Il parlamento indonesiano ha approvato all’unanimità una legge che inasprisce le pene per i colpevoli di abusi sessuali su minori: si va da un minimo di 10 anni di carcere alla pena di morte. Nel provvedimento le sanzioni per i crimini sessuali vengono inasprite anche da una serie di pene aggiuntive come la pubblicazione delle identità dei colpevoli. Viene inoltre dato il via libera a misure punitive come la castrazione chimica e l’impianto di chip elettronici per l’identificazione e il controllo dei condannati in libertà condizionata.

Il governo di Giacarta è già al lavoro – riferisce il Jakarta Post – per stilare una serie di norme a sostegno della nuova legge sulla violenza sessuale contro i bambini. Yohana Yembise, ministra per l’empowerment (consapevolezza, ndr) delle donne e la protezione dei bambini ha espresso ottimismo sull’efficacia della nuova legislazione: “Ci siamo dotati delle norme più dure contro gli assalitori”. La decisione è stata però accolta tra le proteste di gruppi per la difesa dei diritti umani e l’associazione dei medici per cui la somministrazione dei castranti viola l’etica professionale.

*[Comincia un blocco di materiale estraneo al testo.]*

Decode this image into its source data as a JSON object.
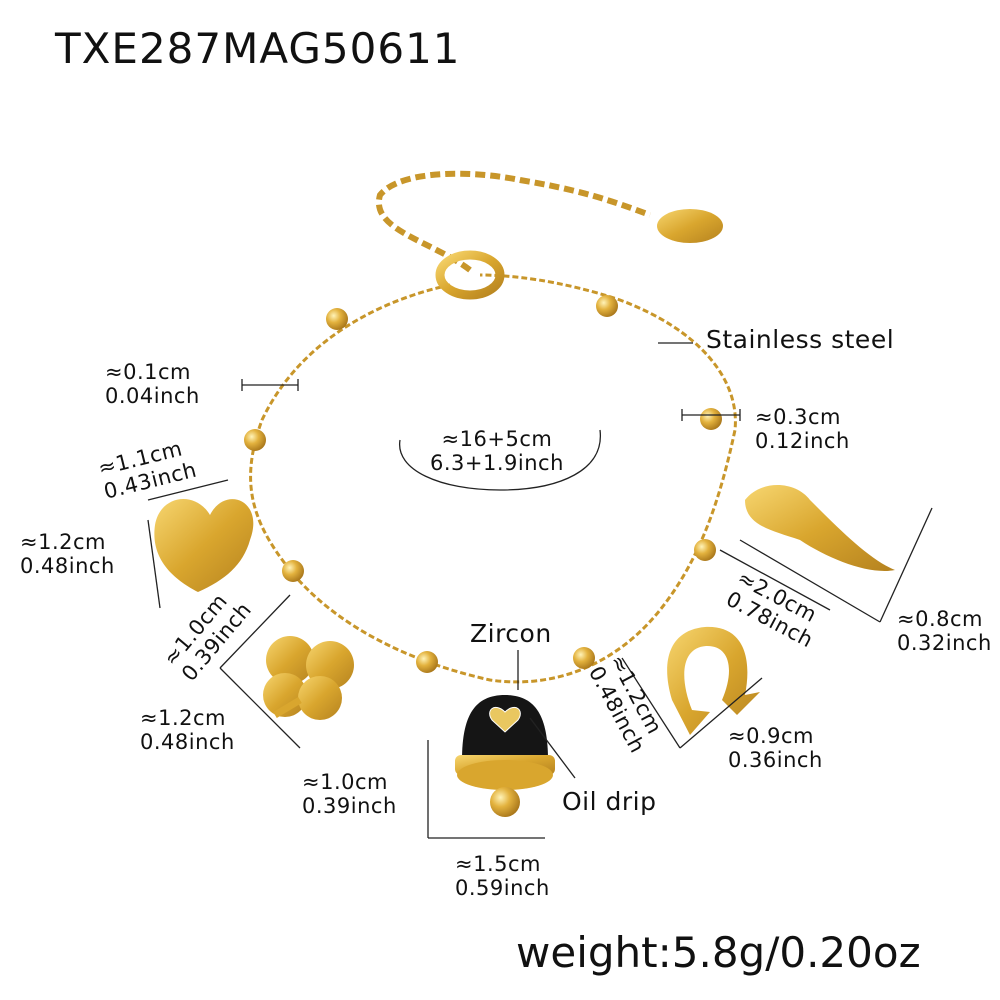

La proposta di emendamento della legge del 2002 è stata presentata a maggio scorso dal presidente Joko Widodo, conosciuto in patria con il nome di “Jokowi“. Il governo aveva quindi emesso un Perppu (acronimo dell’espressione che in indonesiano sta per “Decreto governativo con valore di legge”) per dare un segnale forte nella lotta contro i sempre più ricorrenti episodi di violenza sessuale ai danni di minorenni. Secondo quanto dichiarato allora da Jokowi, il documento aveva l’obiettivo di fornire ai giudici più libertà di emettere sentenze più dure contro i reati sessuali sui minori e aumentare l’effetto di deterrenza della legislazione vigente.

Poche settimane prima, ad aprile, poco lontano da un piccolo villaggio dell’isola di Sumatra, una studentessa di 14 anni, Yuyun, era stata assalita da un gruppo di quattordici persone, quasi tutti ragazzi di età inferiore ai 18 anni, mentre tornava a casa, trascinata nel bosco, stuprata e uccisa. La giovane era stata poi trovata morta in un fossato tre giorni più tardi. La stampa nazionale aveva inizialmente dato poco peso al caso. Di lì a poco però era iniziata una campagna sostenuta da gruppi di attivisti per i diritti delle donne e dei minori che aveva portato il caso all’attenzione dell’opinione pubblica nazionale, lanciando un hashtag su Twitter: #NyalaUntukYuyun, una fiamma per Yuyun. I rappresentanti di 20 organizzazioni non governative avevano infine lanciato un appello al presidente perché portasse avanti un’azione decisa contro i crimini a sfondo sessuale. Secondo i dati diffusi da uno dei gruppi di attivisti, più di 40 donne, 7 delle quali minorenni, sono state uccise da uomini nei primi cinque mesi del 2016.

Alla prevenzione a livello locale si aggiunge poi la lotta del governo allo sfruttamento dei minori nell’industria del sesso locale che attira sempre più turisti stranieri. Secondo il quotidiano australiano Sydney Morning Herald, l’Indonesia, e in particolare lo hub turistico di Bali, è anche una delle mete preferite dai turisti del sesso minorile – soprattutto provenienti dall’Australia – superando Thailandia, Filippine e Malesia. A gennaio di quest’anno, Robert Andrew Fiddes Ellis, cittadino australiano 70enne, è stato arrestato dalla polizia indonesiana a Bali con l’accusa di essere parte di un circolo internazionale di prostituzione minorile. Secondo l’accusa, l’uomo attirava a sé bambini di strada con regali e donazioni in denaro per poi violentarli nel bagno della sua abitazione. L’uomo è ora in attesa di processo, ma potrebbe essere risparmiato dalle pene aggiuntive per la non retroattività del provvedimento approvato oggi dal parlamento.